During the crisis, the Mexican state's 15 final assemblers held on by cutting operations, but their estimated 180 suppliers found it more difficult to survive.

"Some could cope, but others just closed and went away," said Sharp's general manager, Marco A. Esponda.

Downsizing since 2000 cost about 9,000 of the state's 43,500 television workers their jobs, according to a report that ProduCen plans to publish next month.

With the new-generation TV production, De los Santos said, the industry has recovered all but about 1,000 of the positions.

"We lost a segment of the small TVs and conventional technologies, but we gained large-screen and new technologies," he said.

Some manufacturers like Samsung and Toshiba are offering a variety of technologies; others like Sharp and Sony are concentrating on technologies they've developed.

Sharp is betting that its liquid-crystal-display technology will prove most successful in the U.S. market.

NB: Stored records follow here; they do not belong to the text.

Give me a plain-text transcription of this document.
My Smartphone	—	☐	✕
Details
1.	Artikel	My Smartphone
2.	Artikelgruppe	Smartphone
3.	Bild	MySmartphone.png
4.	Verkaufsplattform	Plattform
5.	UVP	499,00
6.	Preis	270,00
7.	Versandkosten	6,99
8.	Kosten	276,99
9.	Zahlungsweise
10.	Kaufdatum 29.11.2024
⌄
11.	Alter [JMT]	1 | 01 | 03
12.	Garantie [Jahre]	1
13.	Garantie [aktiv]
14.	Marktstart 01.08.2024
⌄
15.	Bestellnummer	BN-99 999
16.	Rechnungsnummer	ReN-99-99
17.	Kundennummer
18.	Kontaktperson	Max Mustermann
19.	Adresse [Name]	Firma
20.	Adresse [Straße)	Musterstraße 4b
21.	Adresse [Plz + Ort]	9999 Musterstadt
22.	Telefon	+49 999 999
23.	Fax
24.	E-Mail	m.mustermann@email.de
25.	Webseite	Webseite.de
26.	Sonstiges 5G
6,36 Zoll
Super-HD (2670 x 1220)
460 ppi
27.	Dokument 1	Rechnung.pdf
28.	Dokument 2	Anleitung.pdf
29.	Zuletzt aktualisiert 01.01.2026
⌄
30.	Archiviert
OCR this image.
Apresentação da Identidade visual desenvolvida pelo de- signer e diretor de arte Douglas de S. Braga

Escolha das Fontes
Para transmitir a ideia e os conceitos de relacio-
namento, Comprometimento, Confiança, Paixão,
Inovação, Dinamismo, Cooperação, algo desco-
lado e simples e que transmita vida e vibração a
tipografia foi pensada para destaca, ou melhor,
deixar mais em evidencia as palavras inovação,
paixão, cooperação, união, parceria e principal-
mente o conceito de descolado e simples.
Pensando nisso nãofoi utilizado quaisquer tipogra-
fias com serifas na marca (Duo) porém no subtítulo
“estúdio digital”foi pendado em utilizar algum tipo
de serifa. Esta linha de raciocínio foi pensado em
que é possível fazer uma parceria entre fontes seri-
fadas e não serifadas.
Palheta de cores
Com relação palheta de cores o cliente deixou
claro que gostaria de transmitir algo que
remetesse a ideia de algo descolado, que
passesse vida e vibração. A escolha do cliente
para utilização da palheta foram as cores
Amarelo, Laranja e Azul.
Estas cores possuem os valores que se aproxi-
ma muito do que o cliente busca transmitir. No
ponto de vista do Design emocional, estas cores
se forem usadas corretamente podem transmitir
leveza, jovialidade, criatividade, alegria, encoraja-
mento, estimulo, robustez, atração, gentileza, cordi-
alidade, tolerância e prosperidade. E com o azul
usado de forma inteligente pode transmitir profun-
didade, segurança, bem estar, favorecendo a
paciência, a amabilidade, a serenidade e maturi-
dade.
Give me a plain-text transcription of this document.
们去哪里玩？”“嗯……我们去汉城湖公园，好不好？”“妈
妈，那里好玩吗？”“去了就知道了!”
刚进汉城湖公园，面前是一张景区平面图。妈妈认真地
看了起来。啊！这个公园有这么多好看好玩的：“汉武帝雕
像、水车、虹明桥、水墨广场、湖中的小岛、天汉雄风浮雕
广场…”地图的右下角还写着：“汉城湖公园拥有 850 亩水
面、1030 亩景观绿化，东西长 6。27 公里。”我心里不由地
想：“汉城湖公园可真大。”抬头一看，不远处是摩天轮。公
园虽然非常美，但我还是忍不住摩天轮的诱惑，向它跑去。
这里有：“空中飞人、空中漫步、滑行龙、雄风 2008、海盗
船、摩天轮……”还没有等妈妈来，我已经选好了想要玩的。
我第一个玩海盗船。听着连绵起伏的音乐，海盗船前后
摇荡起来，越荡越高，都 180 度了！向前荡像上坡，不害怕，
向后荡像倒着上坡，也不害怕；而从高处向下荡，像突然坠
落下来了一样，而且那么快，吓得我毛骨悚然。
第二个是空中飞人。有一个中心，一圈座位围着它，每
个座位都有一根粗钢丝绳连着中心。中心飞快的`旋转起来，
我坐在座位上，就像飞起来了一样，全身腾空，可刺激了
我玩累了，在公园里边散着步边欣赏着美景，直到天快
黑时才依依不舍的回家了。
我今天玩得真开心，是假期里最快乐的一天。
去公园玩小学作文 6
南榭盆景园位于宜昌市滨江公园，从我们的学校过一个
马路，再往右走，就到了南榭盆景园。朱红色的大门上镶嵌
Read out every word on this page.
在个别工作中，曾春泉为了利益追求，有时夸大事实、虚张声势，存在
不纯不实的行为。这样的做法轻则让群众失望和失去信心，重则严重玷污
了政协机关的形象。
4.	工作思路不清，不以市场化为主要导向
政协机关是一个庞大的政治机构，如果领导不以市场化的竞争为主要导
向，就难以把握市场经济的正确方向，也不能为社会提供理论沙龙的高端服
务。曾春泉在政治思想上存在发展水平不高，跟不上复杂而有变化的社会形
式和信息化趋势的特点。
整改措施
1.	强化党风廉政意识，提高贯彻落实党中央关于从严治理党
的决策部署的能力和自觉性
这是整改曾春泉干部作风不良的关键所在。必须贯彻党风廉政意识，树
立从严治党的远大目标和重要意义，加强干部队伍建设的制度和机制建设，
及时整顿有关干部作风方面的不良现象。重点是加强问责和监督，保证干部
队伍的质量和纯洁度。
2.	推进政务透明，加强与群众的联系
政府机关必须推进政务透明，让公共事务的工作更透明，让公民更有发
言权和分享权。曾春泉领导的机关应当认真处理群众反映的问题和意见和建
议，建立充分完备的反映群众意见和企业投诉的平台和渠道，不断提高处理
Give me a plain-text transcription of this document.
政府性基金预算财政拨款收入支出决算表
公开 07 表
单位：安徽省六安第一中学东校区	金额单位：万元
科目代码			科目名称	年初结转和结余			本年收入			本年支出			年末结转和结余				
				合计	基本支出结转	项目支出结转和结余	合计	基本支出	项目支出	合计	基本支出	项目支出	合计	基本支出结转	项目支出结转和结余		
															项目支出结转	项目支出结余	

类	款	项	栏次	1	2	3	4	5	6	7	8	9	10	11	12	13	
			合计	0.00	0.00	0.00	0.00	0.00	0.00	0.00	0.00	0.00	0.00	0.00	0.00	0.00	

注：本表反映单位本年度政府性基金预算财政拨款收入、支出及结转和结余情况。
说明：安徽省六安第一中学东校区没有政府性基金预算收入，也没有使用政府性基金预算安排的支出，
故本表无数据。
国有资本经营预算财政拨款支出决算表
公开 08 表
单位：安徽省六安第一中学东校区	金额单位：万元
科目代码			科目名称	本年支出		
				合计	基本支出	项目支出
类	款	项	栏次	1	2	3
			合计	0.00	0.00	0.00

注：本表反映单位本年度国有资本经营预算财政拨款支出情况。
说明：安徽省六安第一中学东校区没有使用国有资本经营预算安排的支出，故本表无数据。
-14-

"While the crisis was going on, we were trying to decide whether to leave or not. But two years ago we decided to make the transition (to LCD sets)," Esponda said during a tour of Sharp's Rosarito Beach factory before the holiday rush. "We started with one line. Now we have four. By the end of the year, we'll be up to five."

LCD production, and that of other new technologies, requires a clean room with a controlled temperature.

The assembly process is similar to that used to make conventional TVs, but the line is configured differently. One worker now puts together an entire TV rather than add one or two parts as a set moves along the line.

"They no longer feel they are robots," Esponda said. "They're better trained, better qualified and better paid."

Assemblers of new-generation TVs in Baja California earn slightly more than $90 a week, compared with the $70 per week assemblers made when the majority of sets were traditional TVs.

Most of the new-generation TV components are made outside Baja California, however, including the flat panels that account for the bulk of a set's content.

The panels are assembled in Japan and Korea, and parent companies plan to keep production there to hone technologies and reduce prices.

As the new-generation TVs become more popular, Baja California is expected to provide an increasing share of the sets to U.S. consumers.

De los Santos predicts that in 2006, Baja California will gain $1 billion in TV-related investments.

Ya Shin, a Taiwanese firm, is in the process of setting up a plasma TV assembly plant in Tijuana. And Chinese, European and U.S. companies are discussing plans to locate in Baja California as well.

"After that," De los Santos said, "I believe we'll be way above the original pre-crisis figure in terms of employment."